In a free-wheeling conversation with a select set of journalists, Jaitley explained how he proposes to get an additional ₹20,000 crore through his indirect tax proposals, and the come-clean option for tax defaulters. Excerpts:

Contrary to expectations, the Budget has not announced any corporate tax rate cut…

I am maintaining the credibility of the process (corporate tax reduction) by giving lower tax rates to two categories of manufacturers and allowing the sunset clauses to exhaust. The exemption benefit will come only in 2017. For new units I have provided for lower rates at 25 per cent and companies with turnover of below ₹5 crore — basically the small and medium enterprises — a rate of 29 per cent. Next year, I will add more categories.

How will you raise ₹20,000 crore from indirect tax?

There are five-six aspects on taxation. First, is the small taxpayer with income less than ₹5 lakh, who gets two types of relief, a higher deduction of ₹3,000 and increasing the rent deduction to ₹60,000.
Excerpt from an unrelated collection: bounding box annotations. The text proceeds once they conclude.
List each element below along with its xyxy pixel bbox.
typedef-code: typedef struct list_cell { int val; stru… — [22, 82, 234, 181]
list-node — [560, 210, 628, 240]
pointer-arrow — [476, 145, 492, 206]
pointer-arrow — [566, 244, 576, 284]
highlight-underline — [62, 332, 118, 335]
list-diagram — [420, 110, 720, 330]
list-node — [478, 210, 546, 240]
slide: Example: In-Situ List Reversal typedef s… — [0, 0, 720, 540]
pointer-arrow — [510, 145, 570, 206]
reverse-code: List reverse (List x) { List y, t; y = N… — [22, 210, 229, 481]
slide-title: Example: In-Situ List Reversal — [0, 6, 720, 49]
A lot of people talk of strengthening the purchasing power of this category in terms of exemption limits. Exemption limits are across the board — the 30 per cent tax-payer also gets the benefit. Here, we are trying to give advantage to the small taxpayer that the wealthy won’t get. This we are doing while keeping him in the tax net. Similarly, the switch to the presumptive taxation prevents harassment by tax authorities.

On indirect tax, I have altered the excise and customs to protect Make in India. I have made three categories pay higher tax — products that are sensitive for health, for environment, and the super rich. Three per cent means a 0.6 per cent difference on their tax… The largest component of this is coal cess from which about ₹ 6,000 crore will come in, the rest is small. Service tax also has to eventually converge to GST for which we have to raise it to 16 per cent.

Is the income-disclosure scheme an amnesty?

This is not… and it is different from the Voluntary Disclosure of Income Scheme of 1997 where only 30 per cent tax had to be paid and there was no penalty. Also, people could declare 10-year-old valuations and so it discriminated against the honest tax payer. It is income which has escaped assessment. It will require one to pay 30 per cent plus 15 per cent of penalty and surcharge. So, it is virtually 45 per cent penalty. It is no longer an amnesty. Second, it will be on current value. So both flaws of the 1997 declaration have been plugged.

Also, I have given an option to settle the first appeal in both direct and indirect taxes by paying the principal and interest without penalty. But, I have not factored all these four schemes for my tax collection. Whatever comes will ease fiscal deficit target.

With the ₹1.5-lakh ceiling on employers’ contributions to the Employees’ Provident Fund, haven’t you increased the tax liability on the middle class?

The government has to spend more but the fiscal deficit target has to be met. In a ₹ 20 lakh crore Budget, ₹ 20,000 crore additional has been raised by taxing health, environment and the super rich. EPF, the provisions will start from April 1, 2016. People who save ₹ 1.5 lakh annually are in the 30 per cent tax bracket. That is also the point that was made in the Economic Survey on how much subsidy we give to this class.

How much have you provisioned for the implementation of the Seventh Pay Commission report...

I can’t quantify it. But we have factored it in terms of percentage of what employees are currently getting in salaries and pensions. The final recommendation based from the committee of secretaries still has to go the Cabinet. OROP has already been notified.